「夜更けにひとり、ぼんやりしているのが好き」世界的美術家・篠田桃紅の趣味事情
2021年11月11日 公開 2024年12月16日 更新
2021年3月1日に107歳で逝去した世界的美術家、篠田桃紅さん。5歳の時に父の手ほどきで初めて墨と筆に触れてから、ほぼ独学で書を極め、やがて美術の世界へ。随筆の分野でも現代の清少納言といわれた瑞々しい感性にあふれています。本稿では篠田さんの随筆集『朱泥抄』から、趣味について思いを綴った一説を紹介する。
※本稿は、篠田桃紅著『朱泥抄』(PHP研究所)より一部抜粋・編集したものです。(本書は1979年にPHP研究所から刊行された同名の書籍を再編集、新装復刊したものです)
どんな建物にも窓がある
建物の窓は、明りとり、風入れ、眺めなど、人と自然とのつながりのためにあるが、また人と人とのつながりの窓口というのもある。人は出入口から内と外とを行き来するが、窓は開いても外との行き来はしない。

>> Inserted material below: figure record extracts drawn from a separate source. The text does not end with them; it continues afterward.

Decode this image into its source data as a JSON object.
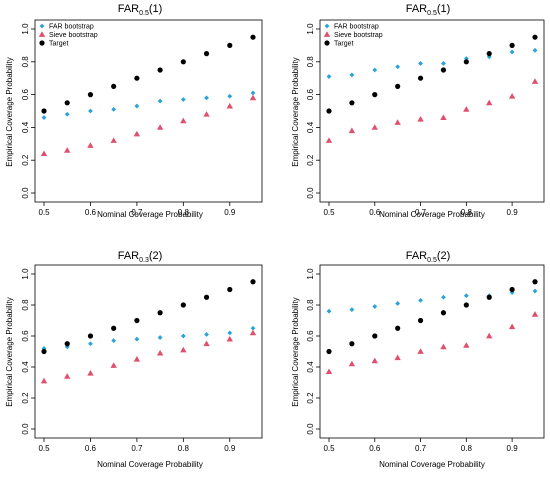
{
  "chart_data": [
    {
      "type": "scatter",
      "title": "FAR",
      "title_subscript": "0.5",
      "title_suffix": "(1)",
      "xlabel": "Nominal Coverage Probability",
      "ylabel": "Empirical Coverage Probability",
      "xlim": [
        0.5,
        0.95
      ],
      "ylim": [
        0.0,
        1.0
      ],
      "xticks": [
        "0.5",
        "0.6",
        "0.7",
        "0.8",
        "0.9"
      ],
      "yticks": [
        "0.0",
        "0.2",
        "0.4",
        "0.6",
        "0.8",
        "1.0"
      ],
      "legend": "top-left",
      "x": [
        0.5,
        0.55,
        0.6,
        0.65,
        0.7,
        0.75,
        0.8,
        0.85,
        0.9,
        0.95
      ],
      "series": [
        {
          "name": "FAR bootstrap",
          "marker": "diamond",
          "color": "#2aa3db",
          "values": [
            0.46,
            0.48,
            0.5,
            0.51,
            0.53,
            0.56,
            0.57,
            0.58,
            0.59,
            0.61
          ]
        },
        {
          "name": "Sieve bootstrap",
          "marker": "triangle",
          "color": "#e0506e",
          "values": [
            0.24,
            0.26,
            0.29,
            0.32,
            0.36,
            0.4,
            0.44,
            0.48,
            0.53,
            0.58
          ]
        },
        {
          "name": "Target",
          "marker": "circle",
          "color": "#000000",
          "values": [
            0.5,
            0.55,
            0.6,
            0.65,
            0.7,
            0.75,
            0.8,
            0.85,
            0.9,
            0.95
          ]
        }
      ]
    },
    {
      "type": "scatter",
      "title": "FAR",
      "title_subscript": "0.5",
      "title_suffix": "(1)",
      "xlabel": "Nominal Coverage Probability",
      "ylabel": "Empirical Coverage Probability",
      "xlim": [
        0.5,
        0.95
      ],
      "ylim": [
        0.0,
        1.0
      ],
      "xticks": [
        "0.5",
        "0.6",
        "0.7",
        "0.8",
        "0.9"
      ],
      "yticks": [
        "0.0",
        "0.2",
        "0.4",
        "0.6",
        "0.8",
        "1.0"
      ],
      "legend": "top-left",
      "x": [
        0.5,
        0.55,
        0.6,
        0.65,
        0.7,
        0.75,
        0.8,
        0.85,
        0.9,
        0.95
      ],
      "series": [
        {
          "name": "FAR bootstrap",
          "marker": "diamond",
          "color": "#2aa3db",
          "values": [
            0.71,
            0.72,
            0.75,
            0.77,
            0.79,
            0.79,
            0.82,
            0.83,
            0.86,
            0.87
          ]
        },
        {
          "name": "Sieve bootstrap",
          "marker": "triangle",
          "color": "#e0506e",
          "values": [
            0.32,
            0.38,
            0.4,
            0.43,
            0.45,
            0.46,
            0.51,
            0.55,
            0.59,
            0.68
          ]
        },
        {
          "name": "Target",
          "marker": "circle",
          "color": "#000000",
          "values": [
            0.5,
            0.55,
            0.6,
            0.65,
            0.7,
            0.75,
            0.8,
            0.85,
            0.9,
            0.95
          ]
        }
      ]
    },
    {
      "type": "scatter",
      "title": "FAR",
      "title_subscript": "0.3",
      "title_suffix": "(2)",
      "xlabel": "Nominal Coverage Probability",
      "ylabel": "Empirical Coverage Probability",
      "xlim": [
        0.5,
        0.95
      ],
      "ylim": [
        0.0,
        1.0
      ],
      "xticks": [
        "0.5",
        "0.6",
        "0.7",
        "0.8",
        "0.9"
      ],
      "yticks": [
        "0.0",
        "0.2",
        "0.4",
        "0.6",
        "0.8",
        "1.0"
      ],
      "legend": "none",
      "x": [
        0.5,
        0.55,
        0.6,
        0.65,
        0.7,
        0.75,
        0.8,
        0.85,
        0.9,
        0.95
      ],
      "series": [
        {
          "name": "FAR bootstrap",
          "marker": "diamond",
          "color": "#2aa3db",
          "values": [
            0.52,
            0.53,
            0.55,
            0.57,
            0.58,
            0.59,
            0.6,
            0.61,
            0.62,
            0.65
          ]
        },
        {
          "name": "Sieve bootstrap",
          "marker": "triangle",
          "color": "#e0506e",
          "values": [
            0.31,
            0.34,
            0.36,
            0.41,
            0.45,
            0.49,
            0.51,
            0.55,
            0.58,
            0.62
          ]
        },
        {
          "name": "Target",
          "marker": "circle",
          "color": "#000000",
          "values": [
            0.5,
            0.55,
            0.6,
            0.65,
            0.7,
            0.75,
            0.8,
            0.85,
            0.9,
            0.95
          ]
        }
      ]
    },
    {
      "type": "scatter",
      "title": "FAR",
      "title_subscript": "0.5",
      "title_suffix": "(2)",
      "xlabel": "Nominal Coverage Probability",
      "ylabel": "Empirical Coverage Probability",
      "xlim": [
        0.5,
        0.95
      ],
      "ylim": [
        0.0,
        1.0
      ],
      "xticks": [
        "0.5",
        "0.6",
        "0.7",
        "0.8",
        "0.9"
      ],
      "yticks": [
        "0.0",
        "0.2",
        "0.4",
        "0.6",
        "0.8",
        "1.0"
      ],
      "legend": "none",
      "x": [
        0.5,
        0.55,
        0.6,
        0.65,
        0.7,
        0.75,
        0.8,
        0.85,
        0.9,
        0.95
      ],
      "series": [
        {
          "name": "FAR bootstrap",
          "marker": "diamond",
          "color": "#2aa3db",
          "values": [
            0.76,
            0.77,
            0.79,
            0.81,
            0.83,
            0.85,
            0.86,
            0.86,
            0.88,
            0.89
          ]
        },
        {
          "name": "Sieve bootstrap",
          "marker": "triangle",
          "color": "#e0506e",
          "values": [
            0.37,
            0.42,
            0.44,
            0.46,
            0.5,
            0.53,
            0.54,
            0.6,
            0.66,
            0.74
          ]
        },
        {
          "name": "Target",
          "marker": "circle",
          "color": "#000000",
          "values": [
            0.5,
            0.55,
            0.6,
            0.65,
            0.7,
            0.75,
            0.8,
            0.85,
            0.9,
            0.95
          ]
        }
      ]
    }
  ]
}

窓から出たり入ったりするのは地震の時ででもない限りお行儀のわるいことである。関東大地震の時、子供だった私は窓から庭に飛び降りた。平屋の窓だったから、ひらりと飛び降りたつもりである。そのほか窓から外部との行き来はしたことはない。
窓には人が内からうかがい見る外部、外から控え目にしのびよる自然、人の視覚やその他の感覚を区切って集中したものにするかたち、そんな微妙な役目がある。窓による半身の人はなつかしい。窓に見える人は、外の者にとっては見えても彼方の人である。垣間見る、というような見方は優雅である。
連想と憧憬を誘い、深窓というような言葉の余韻となる。昔から物語りの聡明なコイビトは、たいていまず窓から現れる。そしてその窓は間もなく閉じられる。次の日、窓は開かれていても人影はないかも知れない。
そのかわり歌声やものの匂いが流れてきたり、外からも花びらやとんぼが舞い込んだりすれば、内と外との物語りはつづくのである。ふと飛び込んだ黄色い蝶に心をときめかし、舞い落ちた一片の枯葉に何かの暗示を見るような古風な情感を窓はかかえ込んでいる。
窓辺の人の身のこなしを、知らず知らず美しくしているようなかたち、私たちの想いのなかの、江戸や明治の丸窓に見られる人はみんな美人であったし、武者窓とか、京都御所の櫛形の窓などは、中世のドラマをのぞかせる。
この間、大徳寺の竜光院で、火頭窓の外にたたずんでいたら、ふとその窓に灯がともったのが心にしみた。心の集中を表わすような形の、白い障子のその内には、きびしい勤行の心があるにちがいない。人を配して生きる窓、深い奥を思い見させるような窓がいい。
外の木立や建物や人たちが優しく見えるような窓によりたい。内部の空気調節が完全で開くことのない窓でも、窓というからには、内と外とのつながりが生まれなければいけない。そういうかたちや手だてがなされなければいけないと思う。人は窓に夢を託したり、育てたりしてきたのだから。
こういうこころの方をしんにして、雨じまいとか採光、遮光、通風や用心や材料やおねだん、そういうもろもろも勘定に入れて寸法を出さなければならない建築家もたいへんだが、もともと家に窓をつけたのは人だから、心と機能は反するものである筈はない。